Because the population of Shantung is directly confronted with an immense amount of just such evidence, it cannot take seriously the professions of vague diplomatic utterances. What foreign nation is going to intervene to enforce Chinese rights in such a case as Po-shan? Which one is going effectively to call the attention of Japan to such evidences of its failure to carry out its promise? Yet the accumulation of precisely such seemingly petty incidents, and not any single dramatic great wrong, will secure Japan’s economic and political domination of Shantung. It is for this reason that foreigners resident in Shantung, no matter in what part, say that they see no sign whatever that Japan is going to get out; that, on the contrary, everything points to a determination to consolidate her position. How long ago was the Portsmouth treaty signed, and what were its nominal pledges about evacuation of Manchurian territory?

Not a month will pass without something happening which will give a pretext for delay, and for making the surrender of Shantung conditional upon this, that and the other thing. Meantime the penetration of Shantung by means of railway discrimination, railway military guards, continual nibblings here and there, will be going on. It would make the chapter too long to speak of the part played by manipulation of finance in achieving this process of attrition of sovereignty. Two incidents must suffice. During the war, Japanese traders with the connivance of their government gathered up immense amounts of copper cash from Shantung and shipped it to Japan against the protests of the Chinese government. What does sovereignty amount to when a country cannot control even its own currency system? In Manchuria the Japanese have forced the introduction of several hundred million dollars of paper currency, nominally, of course, based on a gold reserve. These notes are redeemable, however, only in Japan proper. And there is a law in Japan forbidding the exportation of gold. And there you are.

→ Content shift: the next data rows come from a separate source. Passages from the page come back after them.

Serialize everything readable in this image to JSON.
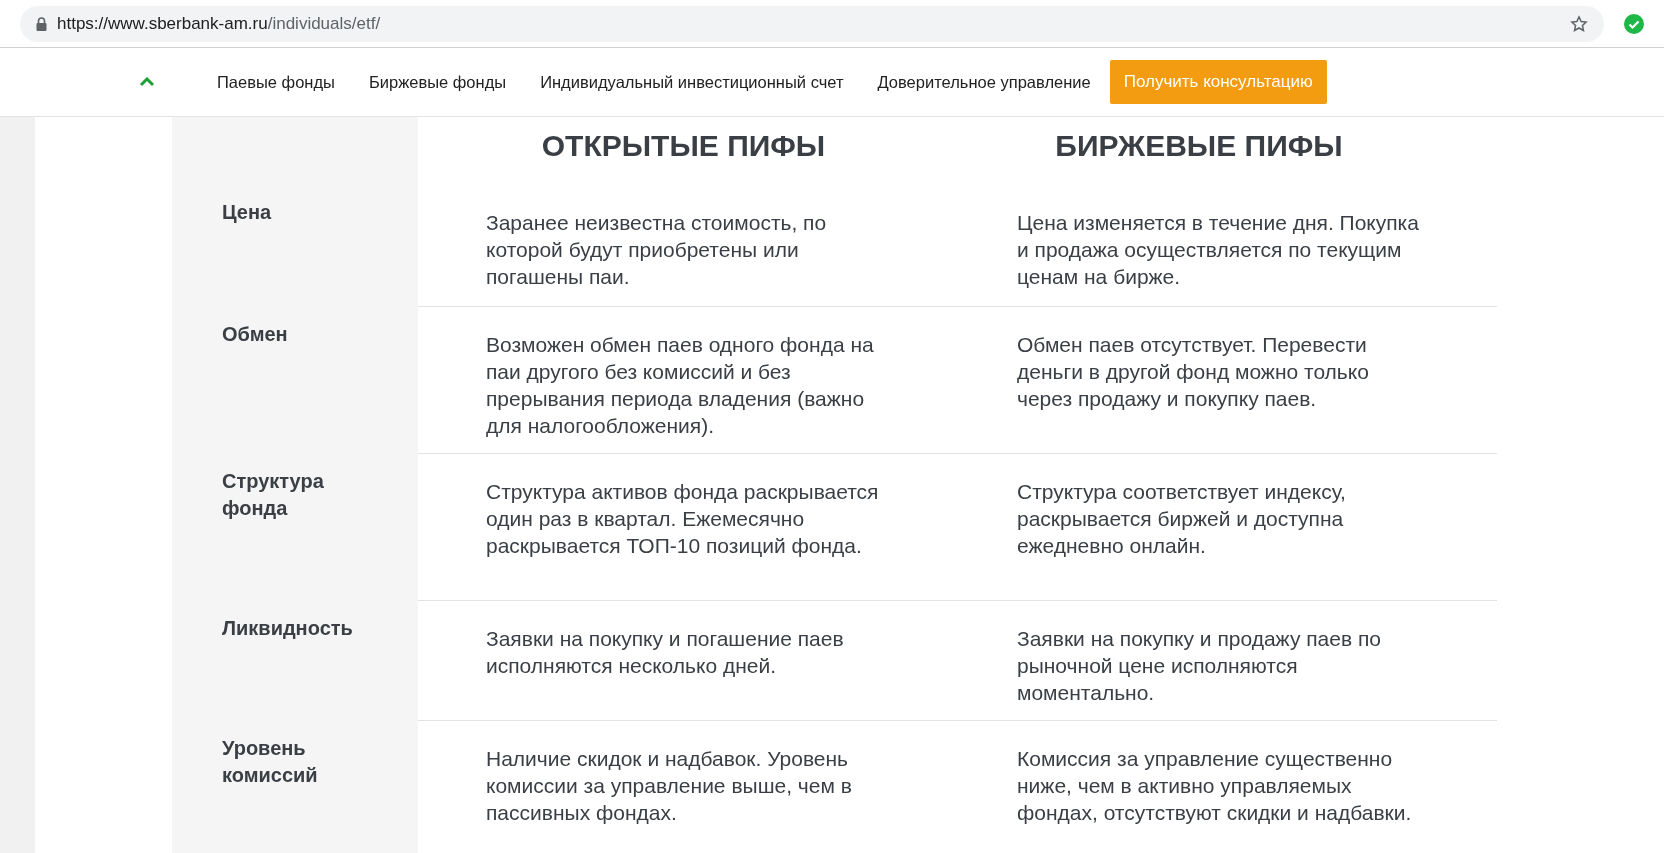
{
  "browser": {
    "url_host": "https://www.sberbank-am.ru",
    "url_path": "/individuals/etf/"
  },
  "nav": {
    "items": [
      {
        "label": "Паевые фонды"
      },
      {
        "label": "Биржевые фонды"
      },
      {
        "label": "Индивидуальный инвестиционный счет"
      },
      {
        "label": "Доверительное управление"
      }
    ],
    "cta": "Получить консультацию"
  },
  "table": {
    "columns": [
      "ОТКРЫТЫЕ ПИФЫ",
      "БИРЖЕВЫЕ ПИФЫ"
    ],
    "rows": [
      {
        "label": "Цена",
        "open": "Заранее неизвестна стоимость, по которой будут приобретены или погашены паи.",
        "exchange": "Цена изменяется в течение дня. Покупка и продажа осуществляется по текущим ценам на бирже."
      },
      {
        "label": "Обмен",
        "open": "Возможен обмен паев одного фонда на паи другого без комиссий и без прерывания периода владения (важно для налогообложения).",
        "exchange": "Обмен паев отсутствует. Перевести деньги в другой фонд можно только через продажу и покупку паев."
      },
      {
        "label": "Структура фонда",
        "open": "Структура активов фонда раскрывается один раз в квартал. Ежемесячно раскрывается ТОП-10 позиций фонда.",
        "exchange": "Структура соответствует индексу, раскрывается биржей и доступна ежедневно онлайн."
      },
      {
        "label": "Ликвидность",
        "open": "Заявки на покупку и погашение паев исполняются несколько дней.",
        "exchange": "Заявки на покупку и продажу паев по рыночной цене исполняются моментально."
      },
      {
        "label": "Уровень комиссий",
        "open": "Наличие скидок и надбавок. Уровень комиссии за управление выше, чем в пассивных фондах.",
        "exchange": "Комиссия за управление существенно ниже, чем в активно управляемых фондах, отсутствуют скидки и надбавки."
      }
    ]
  }
}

Japan itself has recently afforded an object lesson in the actual connection of economic and political rights in China. It is so beautifully complete a demonstration that it was surely unconscious. Within the last two weeks, Mr. Obata, the Japanese minister in Peking, has waited upon the government with a memorandum saying that the Foochow incident was the culminating result of the boycott; that if the boycott continues, a series of such incidents is to be apprehended, saying that the situation has become “intolerable” for Japan, and disavowing all responsibility for further consequences unless the government makes a serious effort to stop the boycott. Japan then immediately makes certain specific demands. China must stop the circulation of handbills, the holding of meetings to urge the boycott, the destruction of Japanese goods that have become Chinese property—none have been destroyed that are Japanese owned. Volumes could not say more as to the real conception of Japan of the connection between the economic and the political relations of the two countries. Surely the pale ghost of “Sovereignty” smiled ironically as he read this official note. President Wilson after having made in the case of Shantung a sharp and complete separation of economic and political rights, also said that a nation boycotted is within sight of surrender. Disassociation of words from acts has gone so far in his case that he will hardly be able to see the meaning of Mr. Obata’s communication. The American sense of humor and fair-play may however be counted upon to get its point.